About a dozen cities across China have eased restrictions on COVID-19 following unprecedented protests last month, with Shanghai becoming the latest city to abandon public travel tests and Urumqi reopening bars and restaurants for the first time in months.
In China’s largest city, Shanghai, where protesters have called on President Xi Jinping to drop his “zero-COVID” policy, officials said Sunday that people will no longer need negative tests to use public transportation or enter public spaces. such as parks and tourism.
The easing also follows Beijing, Shenzhen, Chengdu and Tianjin, all of which ended public transport measures on Saturday.
In the southwestern city of Urumqi, the capital of Xinjiang region where anti-government protests began, authorities reopened gyms and shopping malls, and allowed restaurants to open their doors to diners. He also said that cinemas, gyms and parks will also be allowed to open gradually, with limits on the number of people allowed to enter the premises.
It was the death of 10 people in a fire at a semi-detached house in Urumqi that sparked the November protests. The city had been closed since August.
Some social media users at the time said the victims were unable to escape the fire due to COVID-19 restrictions, although the authorities denied this was the case.
The protests, which spread to more than 20 cities in China, were the first demonstrations of civil disobedience in the country since Xi took power in 2012. 19 curbs, according to the state-run Global Times tabloid, which officials described as part of “implementing measures to combat the epidemic “.
Wang Guangfa, an expert at Peking University’s First Hospital, told the tabloid that waste reduction should not be taken as a “total opening”.
“We have developed our epidemic control strategies in accordance with the nature of the different strains of the virus, establishing a new relationship between epidemic control and social and economic activities,” he said.
“It is unlikely that we will be able to get out of this epidemic in the short term this winter,” he said, noting that many countries are seeing an increase in temperatures due to cold weather.
Curbs rolled back
The measures to ease the restrictions of COVID-19 have changed so far in Chinese cities.
On Sunday, in the central city of Zhengzhou – home to the world’s largest iPhone plant, which was rocked by riots last month – officials said people would no longer have to show their COVID-19 test results to board public transport, taxis and tours. . “public space”. But even if karaoke bars, beauty salons, internet cafes and other indoor places are allowed to reopen, they must check the 48-hour test results for COVID.
Nanning, the capital of southern Guangxi, and Wuhan, the central city where the first cases of the new coronavirus appeared three years ago, also banned on Sunday the need for negative tests to take the metro.
Meanwhile, authorities in Guangzhou’s Haizhu district, which has seen violence last month, said on Sunday it was advising people who do not have symptoms of COVID-19 not to get tested for the virus unless they are in certain groups such as frontline workers.
Beijing on Saturday also abolished registration requirements for people who want to buy medicines for fever, cough and sore throat. The ban was imposed because the authorities believe that people are using the drug to hide the disease of COVID-19.
Authorities in various districts in the city have also recently announced that people infected with the virus can stay home.
Some inconsistencies as the restrictions are eased have angered the public, including the need in some places to test negative for COVID-19 even as most public testing centers were closing.
In Beijing and Wuhan, that led to long lines at the remaining test towers.
“Are they stupid or just sarcastic?” one social media user asked. “We don’t have to close the COVID testing center until we get rid of the COVID testing.”
The new daily toll has dropped to 31,824, officials said on Sunday, likely due to fewer people being tested. Officials also reported two more deaths from COVID-19.
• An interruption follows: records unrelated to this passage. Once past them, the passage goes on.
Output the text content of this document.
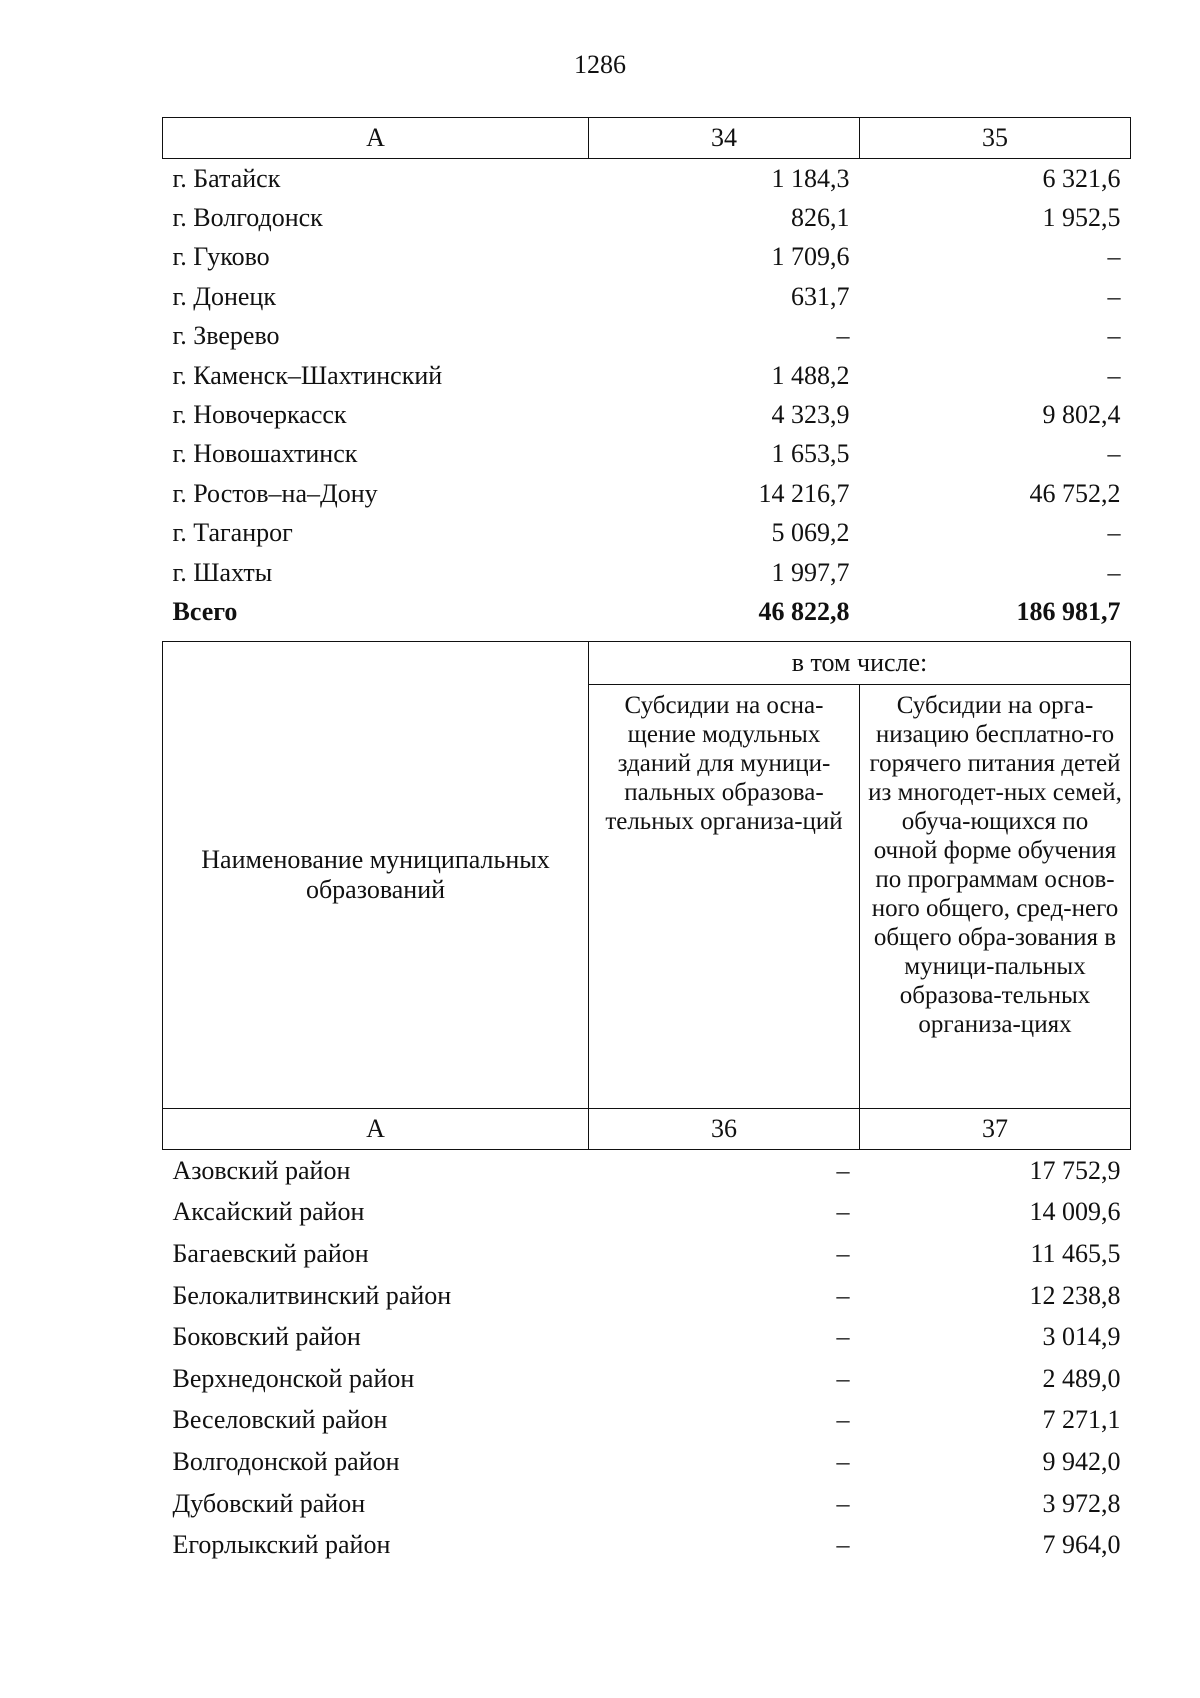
1286
А	34	35
г. Батайск	1 184,3	6 321,6
г. Волгодонск	826,1	1 952,5
г. Гуково	1 709,6	–
г. Донецк	631,7	–
г. Зверево	–	–
г. Каменск–Шахтинский	1 488,2	–
г. Новочеркасск	4 323,9	9 802,4
г. Новошахтинск	1 653,5	–
г. Ростов–на–Дону	14 216,7	46 752,2
г. Таганрог	5 069,2	–
г. Шахты	1 997,7	–
Всего	46 822,8	186 981,7
Наименование муниципальных образований	в том числе:	
	Субсидии на осна-щение модульных зданий для муници-пальных образова-тельных организа-ций	Субсидии на орга-низацию бесплатно-го горячего питания детей из многодет-ных семей, обуча-ющихся по очной форме обучения по программам основ-ного общего, сред-него общего обра-зования в муници-пальных образова-тельных организа-циях
А	36	37
Азовский район	–	17 752,9
Аксайский район	–	14 009,6
Багаевский район	–	11 465,5
Белокалитвинский район	–	12 238,8
Боковский район	–	3 014,9
Верхнедонской район	–	2 489,0
Веселовский район	–	7 271,1
Волгодонской район	–	9 942,0
Дубовский район	–	3 972,8
Егорлыкский район	–	7 964,0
Despite the easing of restrictions, many experts said China would not have reopened as early as March, given the need to increase vaccination coverage, especially among the elderly population.
Although 9 out of 10 Chinese have been vaccinated, only 66 percent of people over 80 have had one shot while 40 percent have received treatment, according to the National Health Commission. It said that 86 percent of people over the age of 60 are vaccinated.
Given these numbers and the fact that few Chinese have developed antibodies against the virus, some fear that millions could die if restrictions are lifted completely.
“Some people doubt the safety and efficacy of the country’s new coronavirus vaccine,” the state-run People’s Daily reported on Sunday.
“Experts say this idea is wrong,” it said, adding that homemade vaccines are safe.